Integrating $\int _0^1\frac{\ln \left(1-x\right)}{x^2+1}\:dx$

Question

When i came across this one i thought of using the substitution $x=\frac{1-t}{1+t}$ that lead to an easy expression. $$\int _0^1\frac{\ln \left(1-x\right)}{x^2+1}\:dx\overset{x=\frac{1-t}{1+t}}=\ln \left(2\right)\int _0^1\frac{1}{t^2+1}\:dt+\int _0^1\frac{\ln \left(t\right)}{t^2+1}\:dt-\int _0^1\frac{\ln \left(t+1\right)}{t^2+1}\:dt$$ $$=\frac{\pi }{4}\ln \left(2\right)-G-\frac{\pi }{8}\ln \left(2\right)=\boxed{\frac{\pi }{8}\ln \left(2\right)-G}$$ But then i tried to solve it using feynman's trick with the following parameter: $$I=\int _0^1\frac{\ln \left(1-x\right)}{x^2+1}\:dx$$ $$I\left(a\right)=\int _0^1\frac{\ln \left(1-ax\right)}{x^2+1}\:dx$$ $$I'\left(a\right)=-\int _0^1\frac{x}{\left(x^2+1\right)\left(1-ax\right)}\:dx=\frac{1}{a^2+1}\int _0^1\frac{a-x}{\left(x^2+1\right)}-\frac{a}{1-ax}\:dx$$ $$=\frac{1}{a^2+1}\left(\frac{\pi a}{4}-\frac{\ln \left(2\right)}{2}+\ln \left(1-a\right)\right)\:$$ $$\int _0^1I'\left(a\right)\:da=\frac{\pi }{4}\int _0^1\frac{a}{a^2+1}\:da-\frac{\ln \left(2\right)}{2}\int _0^1\frac{1}{a^2+1}\:da+\int _0^1\frac{\ln \left(1-a\right)}{a^2+1}\:da\:$$ $$I=\frac{\pi }{8}\ln \left(2\right)-\frac{\pi }{8}\ln \left(2\right)+I$$ And everything cancels. ¿Am i doing something wrong?, ¿Should i be using another parameter or other upper and lower bounds?

Answer 1

You are not allowed to switch the integral and derivative.
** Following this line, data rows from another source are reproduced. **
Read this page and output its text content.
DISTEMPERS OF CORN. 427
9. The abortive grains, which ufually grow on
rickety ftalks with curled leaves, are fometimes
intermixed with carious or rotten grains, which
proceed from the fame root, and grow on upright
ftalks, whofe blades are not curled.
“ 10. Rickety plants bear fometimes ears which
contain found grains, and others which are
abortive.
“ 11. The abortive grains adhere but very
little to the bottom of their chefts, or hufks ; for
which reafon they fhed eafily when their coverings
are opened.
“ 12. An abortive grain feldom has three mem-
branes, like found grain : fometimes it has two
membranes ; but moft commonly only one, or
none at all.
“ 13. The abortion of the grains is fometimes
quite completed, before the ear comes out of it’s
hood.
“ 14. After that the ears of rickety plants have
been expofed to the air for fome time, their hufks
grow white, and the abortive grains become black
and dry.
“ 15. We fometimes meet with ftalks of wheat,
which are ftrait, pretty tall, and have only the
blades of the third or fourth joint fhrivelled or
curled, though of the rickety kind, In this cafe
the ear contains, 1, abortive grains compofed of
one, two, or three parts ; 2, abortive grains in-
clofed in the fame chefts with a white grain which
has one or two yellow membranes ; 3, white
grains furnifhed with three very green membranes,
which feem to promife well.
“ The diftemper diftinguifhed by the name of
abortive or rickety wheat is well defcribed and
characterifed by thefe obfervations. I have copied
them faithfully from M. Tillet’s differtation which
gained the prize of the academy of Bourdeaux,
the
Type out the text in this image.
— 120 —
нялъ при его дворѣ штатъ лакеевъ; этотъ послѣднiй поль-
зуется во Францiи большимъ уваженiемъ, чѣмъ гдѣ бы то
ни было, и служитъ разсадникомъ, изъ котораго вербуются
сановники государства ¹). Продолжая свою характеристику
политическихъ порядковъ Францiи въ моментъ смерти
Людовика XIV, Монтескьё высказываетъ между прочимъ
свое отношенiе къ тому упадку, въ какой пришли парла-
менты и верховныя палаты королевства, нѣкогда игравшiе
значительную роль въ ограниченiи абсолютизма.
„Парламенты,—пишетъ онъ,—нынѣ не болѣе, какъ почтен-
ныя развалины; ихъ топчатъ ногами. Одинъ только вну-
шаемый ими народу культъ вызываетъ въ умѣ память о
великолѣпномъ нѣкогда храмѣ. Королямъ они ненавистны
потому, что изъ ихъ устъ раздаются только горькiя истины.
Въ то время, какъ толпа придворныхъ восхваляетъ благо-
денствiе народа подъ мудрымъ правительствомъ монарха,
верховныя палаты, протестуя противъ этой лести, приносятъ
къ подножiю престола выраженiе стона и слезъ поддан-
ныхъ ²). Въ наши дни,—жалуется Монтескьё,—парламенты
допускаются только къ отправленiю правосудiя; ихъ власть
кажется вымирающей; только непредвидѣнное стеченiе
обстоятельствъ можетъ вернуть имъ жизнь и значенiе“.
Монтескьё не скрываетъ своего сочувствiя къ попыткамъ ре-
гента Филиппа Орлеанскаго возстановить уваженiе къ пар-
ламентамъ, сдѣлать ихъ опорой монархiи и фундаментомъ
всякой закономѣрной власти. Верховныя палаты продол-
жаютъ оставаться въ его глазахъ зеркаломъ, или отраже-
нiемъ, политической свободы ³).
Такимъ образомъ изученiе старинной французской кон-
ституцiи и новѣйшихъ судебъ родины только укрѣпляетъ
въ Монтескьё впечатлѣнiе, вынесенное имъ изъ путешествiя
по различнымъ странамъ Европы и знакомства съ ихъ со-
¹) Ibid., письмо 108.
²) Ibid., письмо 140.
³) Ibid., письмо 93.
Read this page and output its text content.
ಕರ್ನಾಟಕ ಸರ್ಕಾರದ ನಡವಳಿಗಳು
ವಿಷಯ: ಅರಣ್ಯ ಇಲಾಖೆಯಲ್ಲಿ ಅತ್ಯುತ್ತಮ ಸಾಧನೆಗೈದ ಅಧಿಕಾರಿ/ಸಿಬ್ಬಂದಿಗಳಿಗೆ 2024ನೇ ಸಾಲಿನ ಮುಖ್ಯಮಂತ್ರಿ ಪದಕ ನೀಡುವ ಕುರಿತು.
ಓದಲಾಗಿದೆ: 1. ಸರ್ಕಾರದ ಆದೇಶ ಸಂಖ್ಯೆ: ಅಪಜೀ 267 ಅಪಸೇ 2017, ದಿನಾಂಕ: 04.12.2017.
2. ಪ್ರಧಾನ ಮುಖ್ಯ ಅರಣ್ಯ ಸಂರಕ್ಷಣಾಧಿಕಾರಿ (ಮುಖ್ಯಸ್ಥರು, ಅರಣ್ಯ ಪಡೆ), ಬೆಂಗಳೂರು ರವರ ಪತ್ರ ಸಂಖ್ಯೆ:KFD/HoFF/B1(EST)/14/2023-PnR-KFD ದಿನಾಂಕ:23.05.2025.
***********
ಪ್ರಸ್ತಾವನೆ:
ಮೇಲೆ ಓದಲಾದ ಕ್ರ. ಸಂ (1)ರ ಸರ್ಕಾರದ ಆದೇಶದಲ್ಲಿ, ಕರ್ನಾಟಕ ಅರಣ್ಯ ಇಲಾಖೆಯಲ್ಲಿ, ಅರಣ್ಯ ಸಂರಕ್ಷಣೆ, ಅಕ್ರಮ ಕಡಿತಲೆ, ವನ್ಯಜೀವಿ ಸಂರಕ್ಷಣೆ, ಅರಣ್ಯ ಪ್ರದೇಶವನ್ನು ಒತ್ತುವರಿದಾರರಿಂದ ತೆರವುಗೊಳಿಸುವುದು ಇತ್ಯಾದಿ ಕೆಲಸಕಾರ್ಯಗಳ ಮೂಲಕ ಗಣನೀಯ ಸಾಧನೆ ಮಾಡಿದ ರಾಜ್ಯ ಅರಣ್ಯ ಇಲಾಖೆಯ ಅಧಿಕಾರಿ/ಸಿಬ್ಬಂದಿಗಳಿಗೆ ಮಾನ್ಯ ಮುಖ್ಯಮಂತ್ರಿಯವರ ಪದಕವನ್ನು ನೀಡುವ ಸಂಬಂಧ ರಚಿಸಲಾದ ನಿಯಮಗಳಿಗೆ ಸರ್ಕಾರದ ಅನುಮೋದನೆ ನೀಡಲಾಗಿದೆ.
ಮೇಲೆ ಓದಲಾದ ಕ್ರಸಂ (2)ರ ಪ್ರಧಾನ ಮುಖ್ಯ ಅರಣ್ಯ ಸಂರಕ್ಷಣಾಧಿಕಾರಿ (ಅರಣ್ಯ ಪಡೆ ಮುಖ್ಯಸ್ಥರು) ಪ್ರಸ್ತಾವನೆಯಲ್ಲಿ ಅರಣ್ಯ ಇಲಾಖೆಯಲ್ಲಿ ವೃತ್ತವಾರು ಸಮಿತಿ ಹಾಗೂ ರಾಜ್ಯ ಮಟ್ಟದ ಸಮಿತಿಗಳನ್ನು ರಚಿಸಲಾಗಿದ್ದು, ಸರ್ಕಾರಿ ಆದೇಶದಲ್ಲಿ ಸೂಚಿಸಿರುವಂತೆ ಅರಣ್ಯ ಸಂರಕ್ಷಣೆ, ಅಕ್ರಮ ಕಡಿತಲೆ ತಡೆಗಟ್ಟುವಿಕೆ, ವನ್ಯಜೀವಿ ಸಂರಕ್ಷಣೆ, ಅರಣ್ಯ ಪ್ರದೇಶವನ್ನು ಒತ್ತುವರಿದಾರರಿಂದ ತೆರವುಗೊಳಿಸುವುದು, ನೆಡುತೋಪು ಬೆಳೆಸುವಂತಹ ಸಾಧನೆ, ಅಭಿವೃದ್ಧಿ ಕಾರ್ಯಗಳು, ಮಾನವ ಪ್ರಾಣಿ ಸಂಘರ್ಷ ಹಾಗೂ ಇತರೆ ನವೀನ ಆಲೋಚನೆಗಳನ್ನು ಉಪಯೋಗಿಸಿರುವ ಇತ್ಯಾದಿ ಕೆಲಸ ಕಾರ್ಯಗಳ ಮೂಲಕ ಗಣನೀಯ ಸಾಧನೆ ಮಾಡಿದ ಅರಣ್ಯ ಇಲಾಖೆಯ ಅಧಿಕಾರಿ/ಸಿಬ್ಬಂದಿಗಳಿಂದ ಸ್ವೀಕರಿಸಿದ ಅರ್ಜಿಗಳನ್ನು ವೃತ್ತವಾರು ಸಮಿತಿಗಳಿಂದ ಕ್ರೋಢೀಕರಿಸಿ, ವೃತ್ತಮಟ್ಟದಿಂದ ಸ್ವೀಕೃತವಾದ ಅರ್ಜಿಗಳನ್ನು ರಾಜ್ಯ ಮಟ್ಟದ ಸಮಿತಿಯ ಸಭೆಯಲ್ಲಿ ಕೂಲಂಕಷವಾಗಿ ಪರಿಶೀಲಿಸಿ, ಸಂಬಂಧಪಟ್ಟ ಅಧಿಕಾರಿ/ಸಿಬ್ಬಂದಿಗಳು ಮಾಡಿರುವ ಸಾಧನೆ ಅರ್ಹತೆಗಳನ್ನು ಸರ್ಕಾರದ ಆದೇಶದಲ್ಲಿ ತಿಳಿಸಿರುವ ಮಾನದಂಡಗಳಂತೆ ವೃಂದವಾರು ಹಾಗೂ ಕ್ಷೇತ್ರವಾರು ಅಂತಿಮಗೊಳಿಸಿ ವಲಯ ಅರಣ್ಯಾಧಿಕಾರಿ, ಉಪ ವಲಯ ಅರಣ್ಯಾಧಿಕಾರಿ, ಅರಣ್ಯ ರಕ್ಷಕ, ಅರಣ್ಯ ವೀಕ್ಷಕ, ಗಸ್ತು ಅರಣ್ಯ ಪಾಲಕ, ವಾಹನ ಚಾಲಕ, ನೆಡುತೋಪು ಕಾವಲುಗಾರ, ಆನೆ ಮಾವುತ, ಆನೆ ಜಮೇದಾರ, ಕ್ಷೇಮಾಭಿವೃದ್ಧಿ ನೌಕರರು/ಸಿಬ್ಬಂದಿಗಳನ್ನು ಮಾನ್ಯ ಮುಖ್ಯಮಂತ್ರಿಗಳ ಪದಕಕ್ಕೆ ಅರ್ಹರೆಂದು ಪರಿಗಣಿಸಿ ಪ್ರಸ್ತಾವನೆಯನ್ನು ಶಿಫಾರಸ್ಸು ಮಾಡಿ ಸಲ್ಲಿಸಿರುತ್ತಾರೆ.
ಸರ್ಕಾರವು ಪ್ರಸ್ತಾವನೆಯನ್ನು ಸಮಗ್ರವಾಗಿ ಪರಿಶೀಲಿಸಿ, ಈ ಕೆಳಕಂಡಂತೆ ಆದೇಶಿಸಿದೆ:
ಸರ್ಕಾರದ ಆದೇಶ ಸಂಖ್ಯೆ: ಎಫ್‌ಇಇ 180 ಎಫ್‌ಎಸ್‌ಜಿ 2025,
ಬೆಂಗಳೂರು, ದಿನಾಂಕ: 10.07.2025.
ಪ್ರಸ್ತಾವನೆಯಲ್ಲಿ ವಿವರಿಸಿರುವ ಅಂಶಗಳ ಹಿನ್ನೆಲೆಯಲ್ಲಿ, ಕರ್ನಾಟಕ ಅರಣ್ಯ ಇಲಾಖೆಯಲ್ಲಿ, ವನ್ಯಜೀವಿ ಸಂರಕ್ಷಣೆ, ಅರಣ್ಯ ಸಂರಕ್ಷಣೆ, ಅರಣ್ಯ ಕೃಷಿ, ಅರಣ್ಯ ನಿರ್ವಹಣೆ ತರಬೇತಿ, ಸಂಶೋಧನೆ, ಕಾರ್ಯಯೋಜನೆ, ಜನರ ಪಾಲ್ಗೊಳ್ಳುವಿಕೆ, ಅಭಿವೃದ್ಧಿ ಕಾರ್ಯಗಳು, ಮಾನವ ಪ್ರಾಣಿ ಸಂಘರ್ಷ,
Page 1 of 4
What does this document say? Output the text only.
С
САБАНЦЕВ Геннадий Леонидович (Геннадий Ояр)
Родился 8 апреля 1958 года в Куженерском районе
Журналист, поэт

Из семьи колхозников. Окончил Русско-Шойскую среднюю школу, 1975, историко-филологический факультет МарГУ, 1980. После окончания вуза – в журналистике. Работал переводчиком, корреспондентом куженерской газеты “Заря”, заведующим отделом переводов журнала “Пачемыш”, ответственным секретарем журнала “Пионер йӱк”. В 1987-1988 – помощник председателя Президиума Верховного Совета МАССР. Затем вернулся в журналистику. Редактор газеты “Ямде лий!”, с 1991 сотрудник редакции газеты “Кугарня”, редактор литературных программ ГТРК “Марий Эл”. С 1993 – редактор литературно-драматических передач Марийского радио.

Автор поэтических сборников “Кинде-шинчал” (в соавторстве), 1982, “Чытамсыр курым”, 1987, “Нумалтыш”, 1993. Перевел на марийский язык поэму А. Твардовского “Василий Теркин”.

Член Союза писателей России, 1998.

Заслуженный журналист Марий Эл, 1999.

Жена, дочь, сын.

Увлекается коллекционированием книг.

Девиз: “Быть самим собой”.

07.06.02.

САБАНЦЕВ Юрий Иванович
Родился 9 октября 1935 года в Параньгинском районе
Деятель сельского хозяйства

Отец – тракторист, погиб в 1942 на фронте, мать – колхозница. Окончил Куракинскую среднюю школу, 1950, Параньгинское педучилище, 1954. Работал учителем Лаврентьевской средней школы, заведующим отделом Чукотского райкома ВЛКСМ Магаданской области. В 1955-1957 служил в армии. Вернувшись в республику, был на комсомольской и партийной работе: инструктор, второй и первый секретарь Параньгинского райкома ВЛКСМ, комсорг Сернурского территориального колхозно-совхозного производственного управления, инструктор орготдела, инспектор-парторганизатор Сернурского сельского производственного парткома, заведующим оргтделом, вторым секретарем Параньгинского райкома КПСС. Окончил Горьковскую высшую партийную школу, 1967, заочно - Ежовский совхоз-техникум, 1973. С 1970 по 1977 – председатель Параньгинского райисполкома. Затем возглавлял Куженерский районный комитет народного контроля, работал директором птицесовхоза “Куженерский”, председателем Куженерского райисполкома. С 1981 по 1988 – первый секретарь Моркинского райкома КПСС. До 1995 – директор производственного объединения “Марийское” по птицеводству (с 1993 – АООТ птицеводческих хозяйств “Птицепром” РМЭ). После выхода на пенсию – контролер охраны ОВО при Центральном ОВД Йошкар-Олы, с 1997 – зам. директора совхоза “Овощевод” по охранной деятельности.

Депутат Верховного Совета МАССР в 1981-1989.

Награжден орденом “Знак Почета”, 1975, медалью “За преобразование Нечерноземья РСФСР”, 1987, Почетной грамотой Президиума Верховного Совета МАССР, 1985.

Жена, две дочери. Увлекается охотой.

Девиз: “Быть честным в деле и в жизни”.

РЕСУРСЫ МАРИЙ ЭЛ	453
The conditions of the theorem about switching those are not met. Denote $\frac{\ln(1-ax)}{x^2+1}$ by $f(x,a)$, one of the conditions is that there must exist a function $g:[0,1] \rightarrow \mathbb{C} $ such that $\int_0^1 |g(x)|dx < \infty$ and $| \frac{\partial f}{\partial a}(x,a) |\leq g(x)$ for all $a$.